Developing It Later: Acquired Causes
When someone’s eye color changes in adulthood, the list of possible causes is different and generally worth investigating. Eye injuries can damage melanocytes in one iris, causing it to lighten or darken over time. Chronic inflammation inside the eye, called uveitis, can alter iris pigmentation gradually. One specific form, Fuchs uveitis syndrome, is strongly linked to heterochromia. It’s a low-grade, long-lasting inflammation that slowly changes the color of the affected eye, typically making it lighter. Most people with Fuchs uveitis syndrome eventually develop cataracts, and up to 59% develop glaucoma, but the overall prognosis is good when those complications are treated. About 85% of patients who need cataract surgery achieve good visual outcomes, and only about 10% of affected eyes show worsening vision over time.
Glaucoma eye drops are another surprisingly common cause. Prostaglandin-based drops, which are among the most widely prescribed glaucoma medications, can gradually darken the iris of the treated eye. These drugs stimulate the pigment-producing cells in the iris to ramp up melanin production. If you’re using drops in only one eye, or if one eye responds more than the other, the result can be noticeably mismatched eye colors over months or years. Eyelash growth serums use the same class of compounds, and some users have reported iris darkening as a side effect.
Growths on the iris can also create the appearance of heterochromia. Iris nevi, essentially freckles on the iris, appear as flat, darkly pigmented spots. They’re usually harmless. In people with neurofibromatosis type 1, small yellowish-brown dome-shaped bumps called Lisch nodules develop on the iris surface. These appear in 90% to 100% of adults with the condition and can make the iris look speckled or multicolored. Very rarely, iris color changes can signal a tumor, either originating in the eye or metastasized from elsewhere.
When a Color Difference Is Just Cosmetic
If you’ve had two different colored eyes for as long as you can remember and have no other symptoms, it’s almost certainly benign. A large study that examined over 25,000 people found that the prevalence of heterochromia without a pathological cause was about 0.063%, confirming that most cases are simply cosmetic quirks of pigment distribution. These cases don’t affect vision and don’t require treatment.
Children born with heterochromia are typically evaluated to rule out conditions like Waardenburg syndrome, especially if there are other signs like hearing differences, unusually pale eyes, or pigmentation changes in the hair or skin.
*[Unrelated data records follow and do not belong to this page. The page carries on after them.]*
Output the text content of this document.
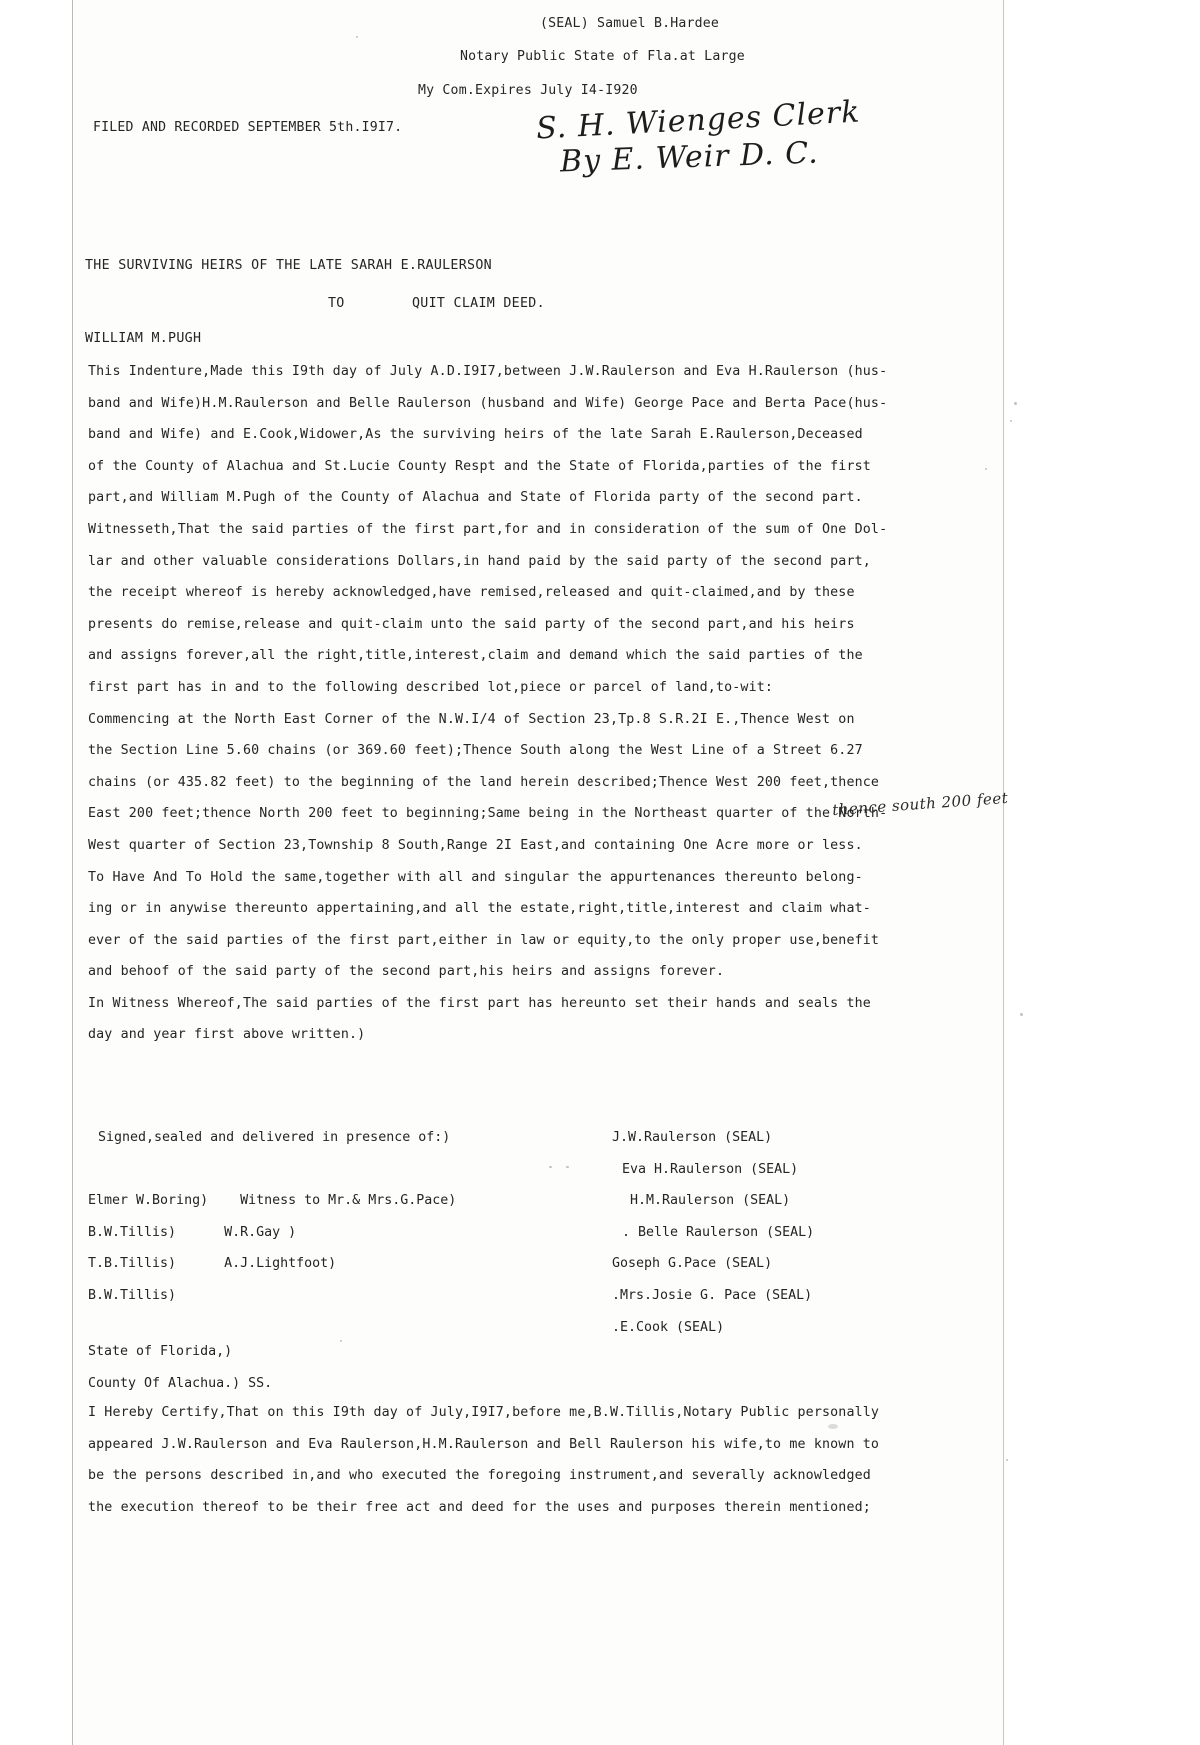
(SEAL) Samuel B.Hardee
Notary Public State of Fla.at Large
My Com.Expires July I4-I920
FILED AND RECORDED SEPTEMBER 5th.I9I7.	S. H. Wienges Clerk
By E. Weir D. C.
THE SURVIVING HEIRS OF THE LATE SARAH E.RAULERSON
TO	QUIT CLAIM DEED.
WILLIAM M.PUGH
This Indenture,Made this I9th day of July A.D.I9I7,between J.W.Raulerson and Eva H.Raulerson (hus-
band and Wife)H.M.Raulerson and Belle Raulerson (husband and Wife) George Pace and Berta Pace(hus-
band and Wife) and E.Cook,Widower,As the surviving heirs of the late Sarah E.Raulerson,Deceased
of the County of Alachua and St.Lucie County Respt and the State of Florida,parties of the first
part,and William M.Pugh of the County of Alachua and State of Florida party of the second part.
Witnesseth,That the said parties of the first part,for and in consideration of the sum of One Dol-
lar and other valuable considerations Dollars,in hand paid by the said party of the second part,
the receipt whereof is hereby acknowledged,have remised,released and quit-claimed,and by these
presents do remise,release and quit-claim unto the said party of the second part,and his heirs
and assigns forever,all the right,title,interest,claim and demand which the said parties of the
first part has in and to the following described lot,piece or parcel of land,to-wit:
Commencing at the North East Corner of the N.W.I/4 of Section 23,Tp.8 S.R.2I E.,Thence West on
the Section Line 5.60 chains (or 369.60 feet);Thence South along the West Line of a Street 6.27
chains (or 435.82 feet) to the beginning of the land herein described;Thence West 200 feet,thence
East 200 feet;thence North 200 feet to beginning;Same being in the Northeast quarter of the North-
West quarter of Section 23,Township 8 South,Range 2I East,and containing One Acre more or less.
To Have And To Hold the same,together with all and singular the appurtenances thereunto belong-
ing or in anywise thereunto appertaining,and all the estate,right,title,interest and claim what-
ever of the said parties of the first part,either in law or equity,to the only proper use,benefit
and behoof of the said party of the second part,his heirs and assigns forever.
In Witness Whereof,The said parties of the first part has hereunto set their hands and seals the
day and year first above written.)
thence south 200 feet
Signed,sealed and delivered in presence of:)
Elmer W.Boring)    Witness to Mr.& Mrs.G.Pace)
B.W.Tillis)      W.R.Gay )
T.B.Tillis)      A.J.Lightfoot)
B.W.Tillis)
J.W.Raulerson (SEAL)
Eva H.Raulerson (SEAL)
H.M.Raulerson (SEAL)
. Belle Raulerson (SEAL)
Goseph G.Pace (SEAL)
.Mrs.Josie G. Pace (SEAL)
.E.Cook (SEAL)
State of Florida,)
County Of Alachua.) SS.
I Hereby Certify,That on this I9th day of July,I9I7,before me,B.W.Tillis,Notary Public personally
appeared J.W.Raulerson and Eva Raulerson,H.M.Raulerson and Bell Raulerson his wife,to me known to
be the persons described in,and who executed the foregoing instrument,and severally acknowledged
the execution thereof to be their free act and deed for the uses and purposes therein mentioned;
If nothing else is found, no further monitoring is usually needed.
When Eye Color Changes Later
A new difference in eye color that develops in adulthood is a different situation. If one of your eyes is changing color and you’re not using any eye drops that could explain it, that warrants an eye exam. The color shift itself isn’t dangerous, but it can be an early visible sign of inflammation, pressure changes, or other conditions inside the eye that benefit from early treatment. This is especially true if the color change comes with blurred vision, eye pain, light sensitivity, or visible floaters.
Even without symptoms, a gradual lightening of one iris compared to the other can indicate low-grade inflammation that’s easy to miss. Fuchs uveitis syndrome, for example, is often painless and develops so slowly that people don’t notice the color change until someone else points it out or an old photo reveals the difference.